Some traditional learning environments may prove difficult for people who have certain learning or physical disabilities. DLEs can provide an environment where these people have access to additional learning opportunities. It could also be argued that traditional learning methods provide inclusions to those who do not have access to the internet or regular access to a computer or smart device.

Limitations with implementing a Digital Learning Environment

Implementing a digital learning environment within an organisation can have many positive impacts. However, some organisations may face some limitations. I’ll look at highlighting them now.


Whilst many digital learning environments offer free services, such as Moodle, there are some costs attributed to these. Some of the costs involved may be hiring a someone to manage the DLE, the cost of hosting the DLE on a server and if hosting on your own server, the cost of hiring a technician to maintain it. Some smaller or government funded organisations may not be able to maintain the ongoing costs of managing a VLE or not have the funds to execute the VLE properly.

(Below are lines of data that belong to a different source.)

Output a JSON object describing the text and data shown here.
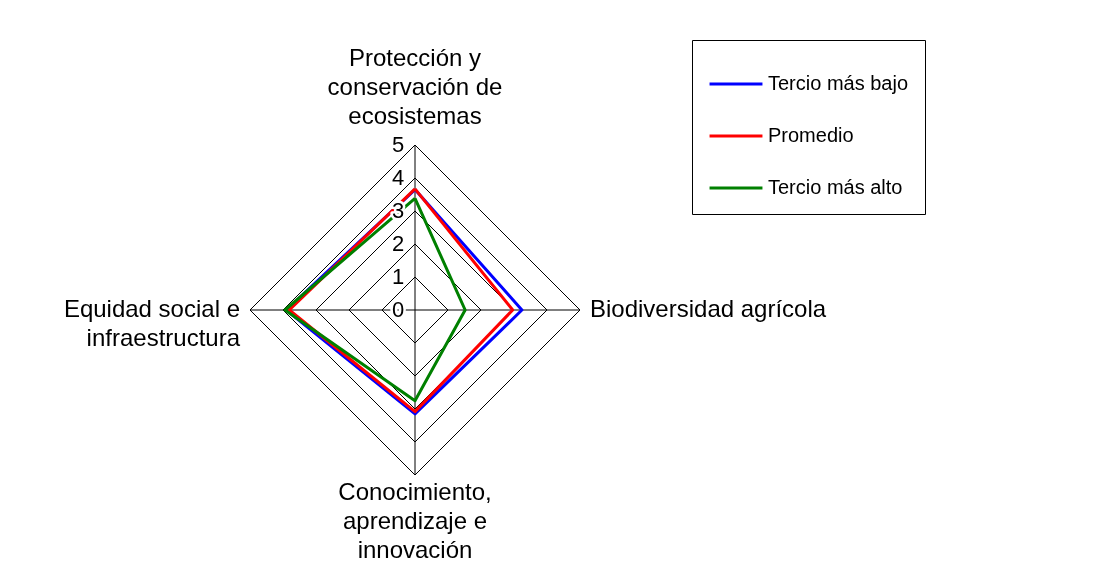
{
  "chart_data": {
    "type": "radar",
    "categories": [
      "Protección y\nconservación de\necosistemas",
      "Biodiversidad agrícola",
      "Conocimiento,\naprendizaje e\ninnovación",
      "Equidad social e\ninfraestructura"
    ],
    "series": [
      {
        "name": "Tercio más bajo",
        "color": "#0000ff",
        "values": [
          3.65,
          3.24,
          3.15,
          3.9
        ]
      },
      {
        "name": "Promedio",
        "color": "#ff0000",
        "values": [
          3.67,
          2.96,
          3.08,
          3.81
        ]
      },
      {
        "name": "Tercio más alto",
        "color": "#008000",
        "values": [
          3.38,
          1.52,
          2.75,
          3.94
        ]
      }
    ],
    "ylim": [
      0,
      5
    ],
    "yticks": [
      0,
      1,
      2,
      3,
      4,
      5
    ],
    "grid": true,
    "legend": "top right"
  }
}
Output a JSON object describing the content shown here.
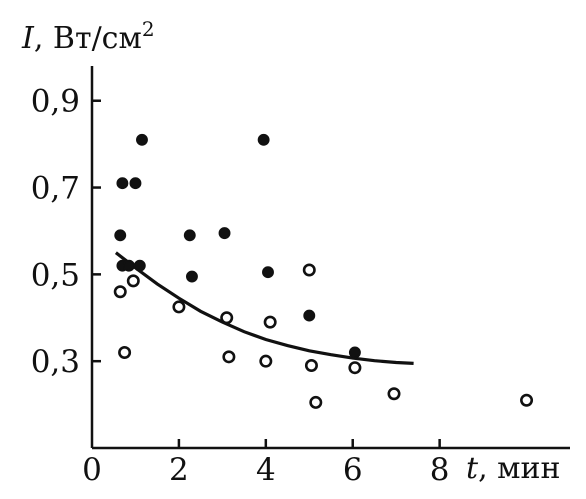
{
  "chart_data": {
    "type": "scatter",
    "title": "",
    "ylabel_var": "I",
    "ylabel_unit": ", Вт/см",
    "ylabel_unit_sup": "2",
    "xlabel_var": "t",
    "xlabel_unit": ", мин",
    "xlim": [
      0,
      11
    ],
    "ylim": [
      0.1,
      0.98
    ],
    "x_ticks": [
      {
        "value": 0,
        "label": "0"
      },
      {
        "value": 2,
        "label": "2"
      },
      {
        "value": 4,
        "label": "4"
      },
      {
        "value": 6,
        "label": "6"
      },
      {
        "value": 8,
        "label": "8"
      }
    ],
    "y_ticks": [
      {
        "value": 0.3,
        "label": "0,3"
      },
      {
        "value": 0.5,
        "label": "0,5"
      },
      {
        "value": 0.7,
        "label": "0,7"
      },
      {
        "value": 0.9,
        "label": "0,9"
      }
    ],
    "grid": false,
    "points": [
      {
        "x": 0.7,
        "y": 0.71,
        "filled": true
      },
      {
        "x": 1.0,
        "y": 0.71,
        "filled": true
      },
      {
        "x": 1.15,
        "y": 0.81,
        "filled": true
      },
      {
        "x": 0.65,
        "y": 0.59,
        "filled": true
      },
      {
        "x": 0.7,
        "y": 0.52,
        "filled": true
      },
      {
        "x": 0.85,
        "y": 0.52,
        "filled": true
      },
      {
        "x": 1.1,
        "y": 0.52,
        "filled": true
      },
      {
        "x": 0.65,
        "y": 0.46,
        "filled": false
      },
      {
        "x": 0.95,
        "y": 0.485,
        "filled": false
      },
      {
        "x": 0.75,
        "y": 0.32,
        "filled": false
      },
      {
        "x": 2.0,
        "y": 0.425,
        "filled": false
      },
      {
        "x": 2.25,
        "y": 0.59,
        "filled": true
      },
      {
        "x": 2.3,
        "y": 0.495,
        "filled": true
      },
      {
        "x": 3.05,
        "y": 0.595,
        "filled": true
      },
      {
        "x": 3.1,
        "y": 0.4,
        "filled": false
      },
      {
        "x": 3.15,
        "y": 0.31,
        "filled": false
      },
      {
        "x": 3.95,
        "y": 0.81,
        "filled": true
      },
      {
        "x": 4.05,
        "y": 0.505,
        "filled": true
      },
      {
        "x": 4.1,
        "y": 0.39,
        "filled": false
      },
      {
        "x": 4.0,
        "y": 0.3,
        "filled": false
      },
      {
        "x": 5.0,
        "y": 0.51,
        "filled": false
      },
      {
        "x": 5.0,
        "y": 0.405,
        "filled": true
      },
      {
        "x": 5.05,
        "y": 0.29,
        "filled": false
      },
      {
        "x": 5.15,
        "y": 0.205,
        "filled": false
      },
      {
        "x": 6.05,
        "y": 0.32,
        "filled": true
      },
      {
        "x": 6.05,
        "y": 0.285,
        "filled": false
      },
      {
        "x": 6.95,
        "y": 0.225,
        "filled": false
      },
      {
        "x": 10.0,
        "y": 0.21,
        "filled": false
      }
    ],
    "trend_line": {
      "x": [
        0.55,
        1.0,
        1.5,
        2.0,
        2.5,
        3.0,
        3.5,
        4.0,
        4.5,
        5.0,
        5.5,
        6.0,
        6.5,
        7.0,
        7.4
      ],
      "y": [
        0.55,
        0.515,
        0.478,
        0.445,
        0.415,
        0.39,
        0.368,
        0.35,
        0.336,
        0.324,
        0.315,
        0.307,
        0.301,
        0.297,
        0.295
      ]
    }
  }
}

Teachers would have to make time to maintain their work on the DLE. There would have to be additional time set aside for managing the site, performing updates and setting/managing targets. Teachers may feel like this is an unnecessary strain on their time. Additionally, they will have to teach students how to use it, which may take up other teaching time.

Change of behavior

Encouraging students and teachers to change from conventional teaching/learning methods may be difficult. This can be due to people being stuck in old methods of thinking, alternatively, it could be through lack of time to research new methods or learn new skills.

Website downtime

There are many technical problems that can arise and cause the website to suffer from downtime. This can leave teachers and students missing work and unable to access new information. The ongoing repercussions of this downtime could be that students and teachers have a lack of trust in the site and therefore do not want to rely too heavily on it for learning resources. It could also result in a loss of data, meaning work that was completed or resources that were uploaded could have been lost.

Barriers to Effective Communication

One of the biggest failures within a learning or business environment is miscommunication. Instances of miscommunication can cause serious problems when trying to convey important information and especially in a learning environment. In this post I will be looking at barriers to effective communication in a learning setting.

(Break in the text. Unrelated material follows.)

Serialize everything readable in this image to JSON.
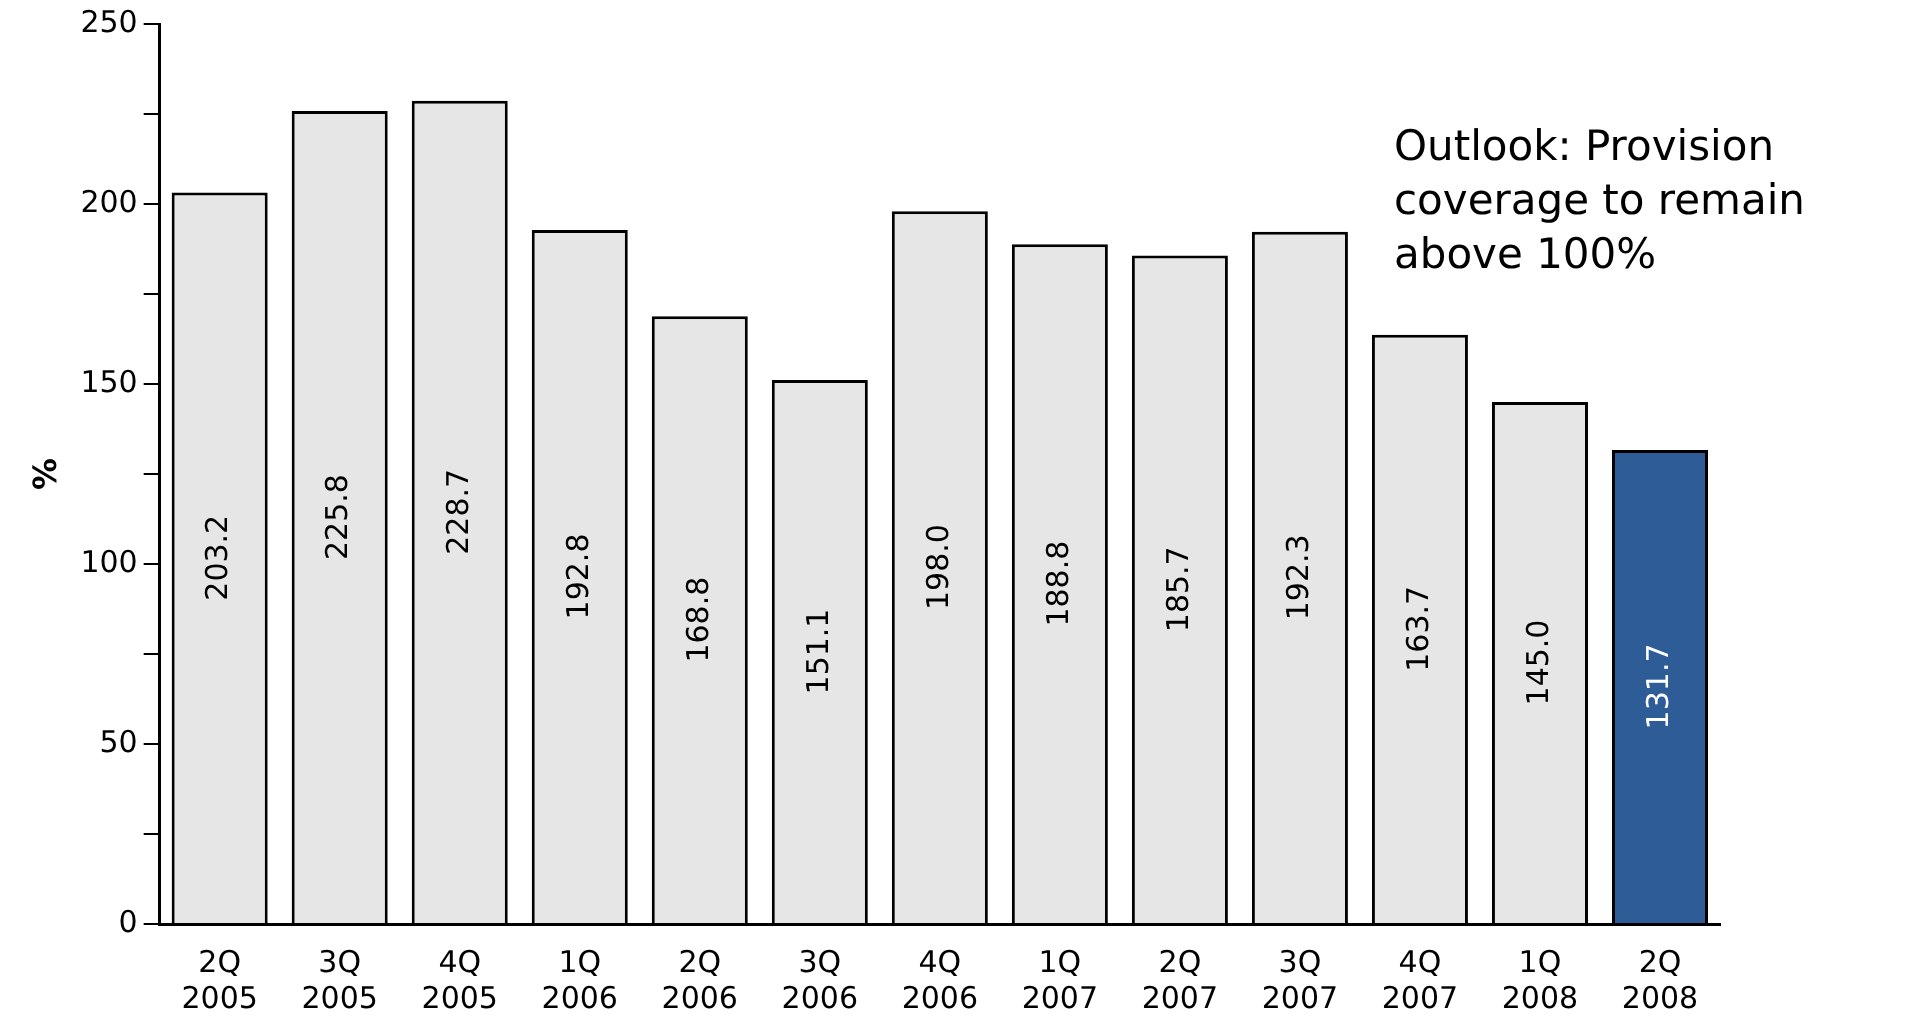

The use of jargon – Using and not explaining complicated jargon. Technical terms or acronyms can cause confusion for learners.

Distractions – Other learners, talking, music or focusing on other objects i.e. staring out of a window.

Physical disabilities – Hearing problems, speech difficulties or poor/no sight (see non-verbal communication).

Non-verbal communication – Not being able to see body language, hand gestures or eye contact.

Language – Either a learner or a tutor communicating in a language that isn’t their first language can create a barrier to understanding and possibly create misunderstandings.

With the increased use of digital media within a learning environment this has introduced more barriers to effective communication.

Expensive equipment – To access additional resources learners may be encouraged to use technology. Some learners may not have the money to buy the necessary equipment.

Internet access – Increased use of cloud storage means access to the internet is vital. Some people may not be able to find a quality internet connection and access the resources necessary for learning.